Amsterdam’s future: city or suburb?

Amsterdam_City_View2

Welcome to the Mohawk Valley Compass! It’s been a privilege over the past couple of months to work with a talented and dedicated team of people to finally bring this new online publication to life. I’m also glad to be able to step up my service to the Amsterdam community by helping to fill what I believe is a real need for a new angle and perspective on local issues.

It was a very natural choice to move my Pars Nova blog to The Compass. I have been blogging on Amsterdam related issues on and off since April 2010. Now being part of a team, I have a renewed sense of motivation and accountability.

Pars Nova means “New Direction”. My very first article on Pars Nova was titled “The Frustratingly Enormous Yet Elusive Potential of Amsterdam, NY.” It’s been quite a journey since that first post, and I have learned a lot. But after 3 years, the potential of Amsterdam still seems just as elusive, and the need for new direction seems just as great.

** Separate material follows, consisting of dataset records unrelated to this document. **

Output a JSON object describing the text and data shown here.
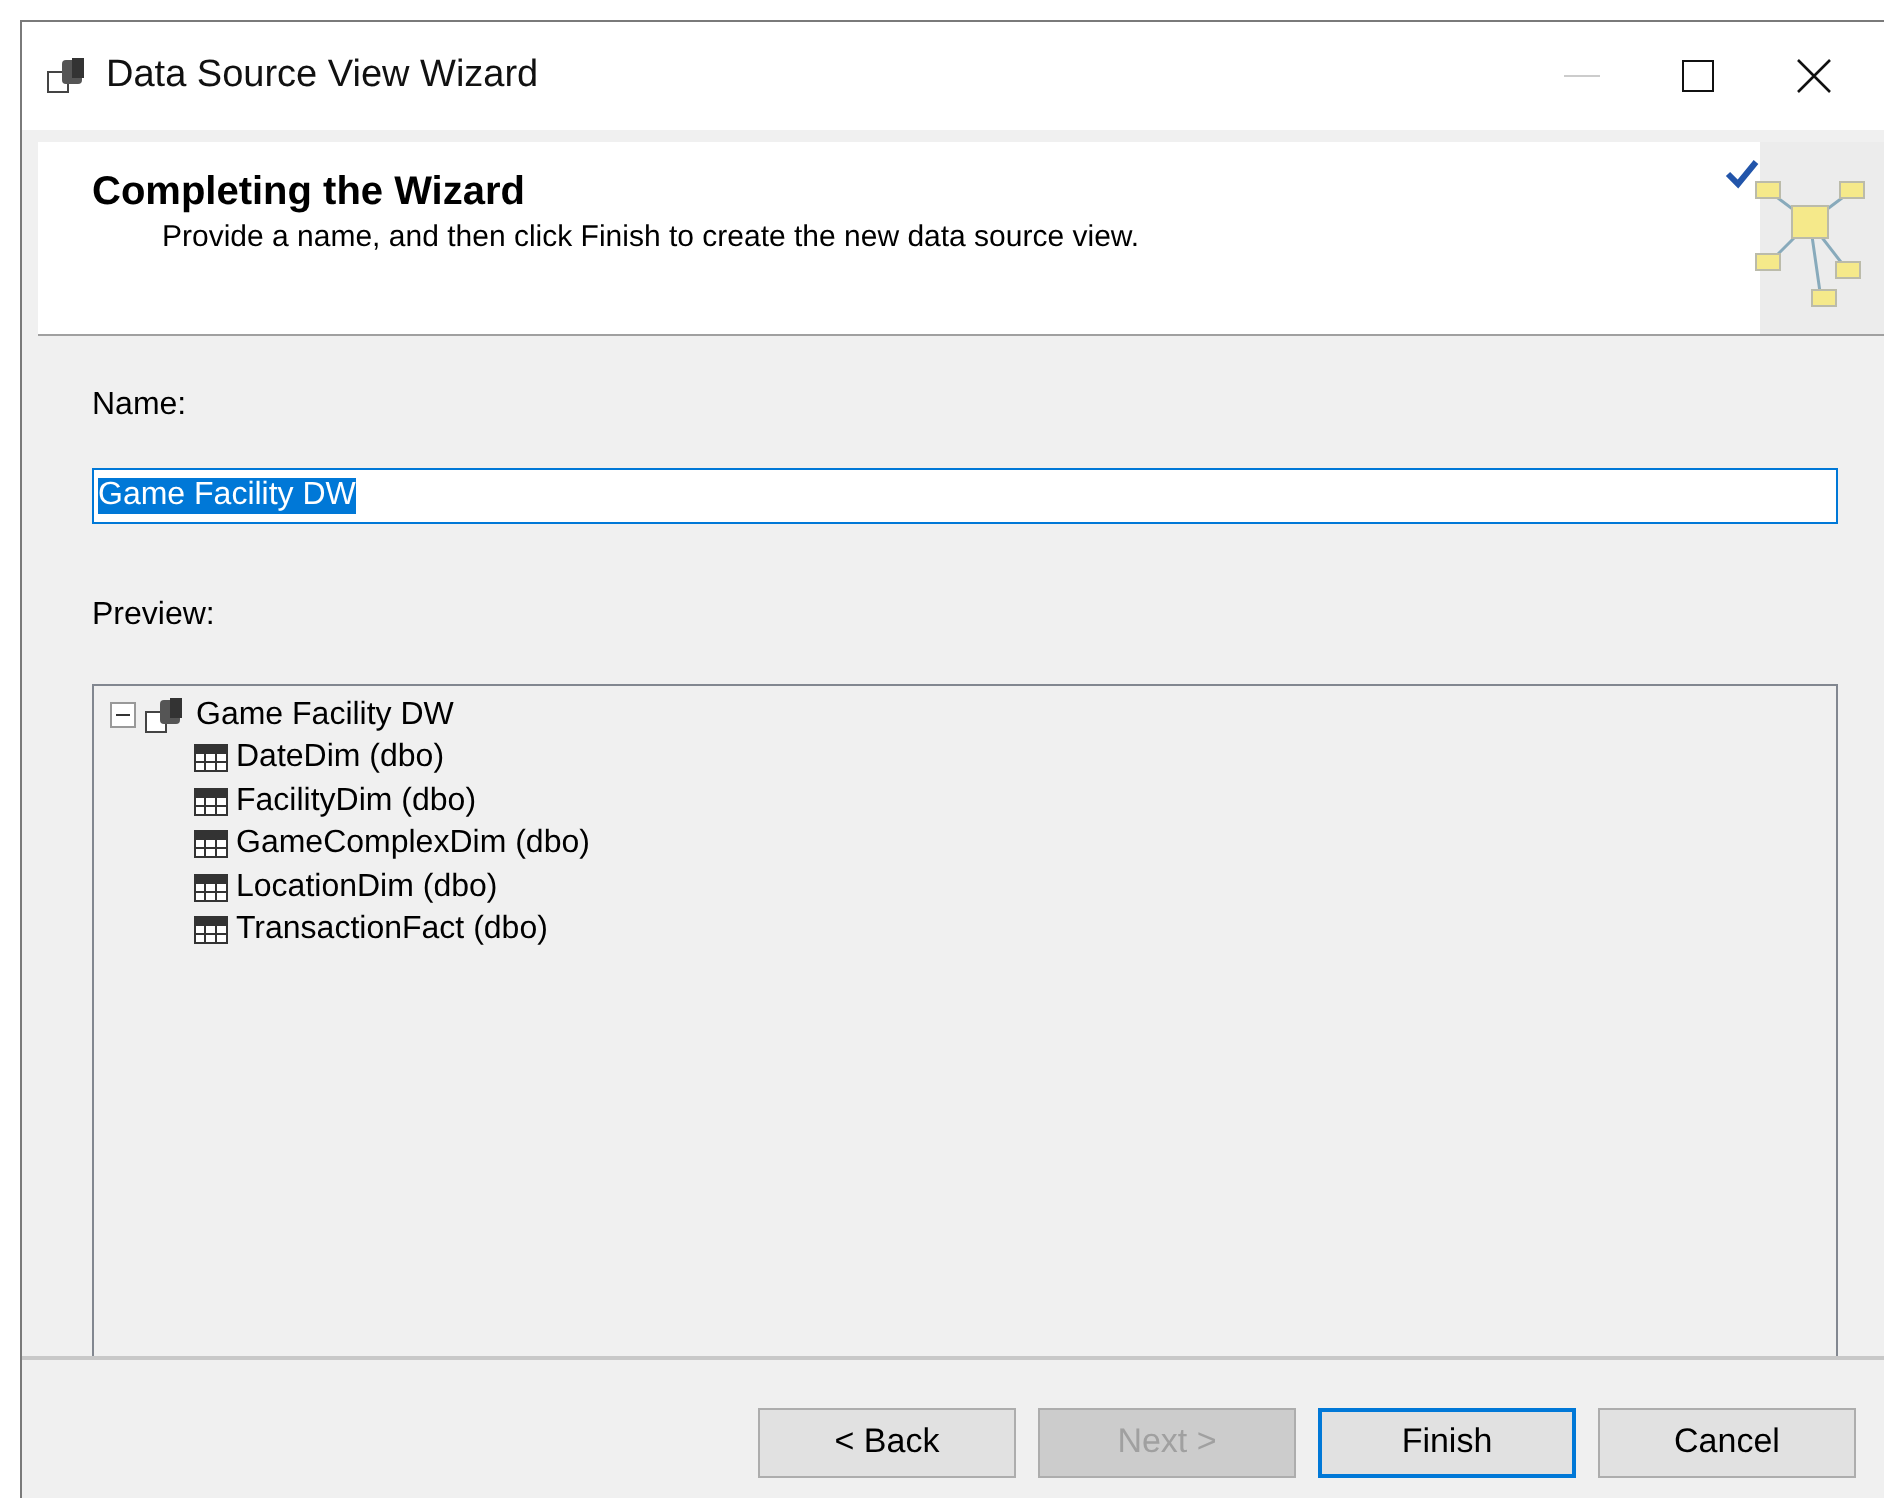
{
  "window": {
    "title": "Data Source View Wizard"
  },
  "header": {
    "title": "Completing the Wizard",
    "subtitle": "Provide a name, and then click Finish to create the new data source view."
  },
  "name_field": {
    "label": "Name:",
    "value": "Game Facility DW",
    "text_selected": true
  },
  "preview": {
    "label": "Preview:",
    "tree": [
      {
        "label": "Game Facility DW",
        "kind": "view",
        "expanded": true,
        "children": [
          {
            "label": "DateDim (dbo)",
            "kind": "table"
          },
          {
            "label": "FacilityDim (dbo)",
            "kind": "table"
          },
          {
            "label": "GameComplexDim (dbo)",
            "kind": "table"
          },
          {
            "label": "LocationDim (dbo)",
            "kind": "table"
          },
          {
            "label": "TransactionFact (dbo)",
            "kind": "table"
          }
        ]
      }
    ]
  },
  "buttons": [
    {
      "label": "< Back",
      "disabled": false,
      "focused": false
    },
    {
      "label": "Next >",
      "disabled": true,
      "focused": false
    },
    {
      "label": "Finish",
      "disabled": false,
      "focused": true
    },
    {
      "label": "Cancel",
      "disabled": false,
      "focused": false
    }
  ]
}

Back then I surmised that Amsterdam City residents had the same goals but just couldn’t agree on the game plan to get there. I have now come to realize that the problem runs deeper than that. We have a team with two different goals. Some want a city, some don’t. It’s like we’re at the fourth down, and half the players want to punt, and the other half wants to go for the touchdown. Is it any wonder we often find ourselves in disarray?

Now I’m not sure how much this division is simply due to the “zero sum game” strategy of politics these days where if one party says green, the other says blue. But when I think of Amsterdam’s history, I can see the ideological seeds of this division starting many years ago.

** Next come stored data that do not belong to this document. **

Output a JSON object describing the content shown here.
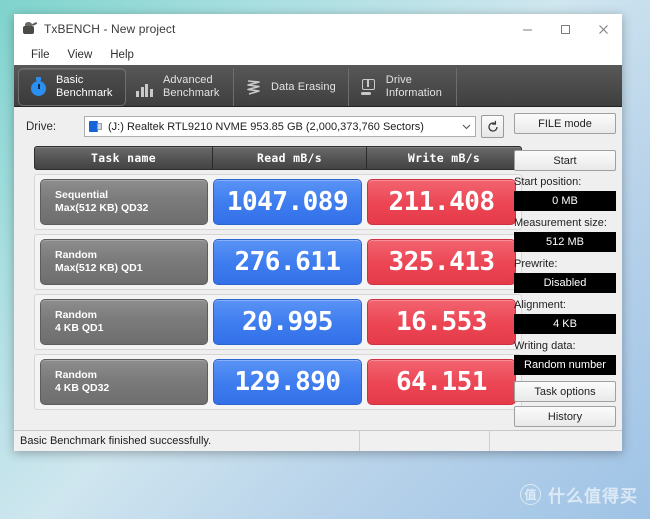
{
  "window": {
    "title": "TxBENCH - New project",
    "app_icon": "txbench-icon",
    "controls": {
      "minimize": "minimize-icon",
      "maximize": "maximize-icon",
      "close": "close-icon"
    }
  },
  "menubar": {
    "items": [
      "File",
      "View",
      "Help"
    ]
  },
  "tabs": [
    {
      "label": "Basic\nBenchmark",
      "icon": "stopwatch-icon",
      "active": true
    },
    {
      "label": "Advanced\nBenchmark",
      "icon": "bar-chart-icon",
      "active": false
    },
    {
      "label": "Data Erasing",
      "icon": "shred-icon",
      "active": false
    },
    {
      "label": "Drive\nInformation",
      "icon": "drive-info-icon",
      "active": false
    }
  ],
  "drive": {
    "label": "Drive:",
    "value": "(J:) Realtek RTL9210 NVME  953.85 GB (2,000,373,760 Sectors)",
    "dropdown_icon": "chevron-down-icon",
    "refresh_icon": "refresh-icon"
  },
  "results": {
    "headers": [
      "Task name",
      "Read mB/s",
      "Write mB/s"
    ],
    "rows": [
      {
        "task_line1": "Sequential",
        "task_line2": "Max(512 KB) QD32",
        "read": "1047.089",
        "write": "211.408"
      },
      {
        "task_line1": "Random",
        "task_line2": "Max(512 KB) QD1",
        "read": "276.611",
        "write": "325.413"
      },
      {
        "task_line1": "Random",
        "task_line2": "4 KB QD1",
        "read": "20.995",
        "write": "16.553"
      },
      {
        "task_line1": "Random",
        "task_line2": "4 KB QD32",
        "read": "129.890",
        "write": "64.151"
      }
    ]
  },
  "sidebar": {
    "mode_button": "FILE mode",
    "start_button": "Start",
    "fields": [
      {
        "caption": "Start position:",
        "value": "0 MB"
      },
      {
        "caption": "Measurement size:",
        "value": "512 MB"
      },
      {
        "caption": "Prewrite:",
        "value": "Disabled"
      },
      {
        "caption": "Alignment:",
        "value": "4 KB"
      },
      {
        "caption": "Writing data:",
        "value": "Random number"
      }
    ],
    "task_options_button": "Task options",
    "history_button": "History"
  },
  "statusbar": {
    "message": "Basic Benchmark finished successfully."
  },
  "watermark": {
    "logo": "值",
    "text": "什么值得买"
  },
  "colors": {
    "read_accent": "#3d7cef",
    "write_accent": "#ec4553",
    "tab_active_icon": "#2a8ff0",
    "lcd_bg": "#000000",
    "desktop_gradient_start": "#7fd4cd",
    "desktop_gradient_end": "#9fc3e6"
  }
}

Amsterdam started to lose its population in significant amounts starting in the 50’s and 60’s. Not only were the manufacturing jobs moving out, but America, as a whole was seeing a population shift away from cities to the suburbs. This shift was due to many factors including the increased mobility afforded by automobiles and increased prosperity which allowed people to afford larger homes on larger lots. And let’s face it – racism was also part of it. As city residents saw friends and neighbors leaving for the suburbs in droves, it’s no wonder that leaders came up with the idea of making the city more like a suburb. If people want suburbs, then let’s make the city a suburb, then they’ll come back, right?

I’m sure it seemed like sound logic at the time. Downtown stores were out – shopping malls were in. And the rest, as they say is history. Even though the shopping mall development and all the infrastructure changes failed to stem the tide of population loss, it seems that suburban ideals are still very prevalent in many of our residents’ definition of success for our city.

Ironically for us,  the US Census Bureau reported in 2012 that for the first time since the 1920’s, urban growth actually outpaced suburban growth. The changing economy, new technology and new ideals have brought about another seismic shift in our American culture. Downtown is desirable once again. Younger generations find the idea of suburban living boring and stifling. Many NY cities such as Troy, Schenectady, Hudson, Poughkeepsie and others have invested heavily in revitalizing their downtown and waterfront areas. Amsterdam finds itself once again struggling to adapt to changing times.

The City’s Comprehensive Plan, released way back in 2003 pointed in the right direction…

 page IV-12…

…before the City is considered as a true bedroom community option, it must improve its urbanism. It cannot compete as a bedroom community for those who desire to live in the suburbs or in a rural environment. It must present itself as a vibrant, urban community with all of the benefits that a small city can possess. This will require that the City’s downtown be reestablished as the heart of Amsterdam, with a variety of uses and activities mixed together at a fine grain.

The idea of turning Amsterdam into a suburb failed and failed miserably. I believe we now have to make it as a city or we won’t make it at all. But here’s the thing – no one has to lose here. Developing Main Street doesn’t have to disturb the areas of Amsterdam – (like “Henrietta Heights”) which are essentially suburbs already. Amsterdam is a small city, but it’s still big enough to have distinct neighborhoods with unique attributes. Those who desire a suburb don’t have anything to lose by supporting downtown redevelopment efforts. However, I think we all have something to lose if we don’t start coming together as a team and to truly compete as a city.

Tim Becker

Tim Becker is the owner of Anthem Websites Inc. which publishes The Compass. He serves as both editor and a writer.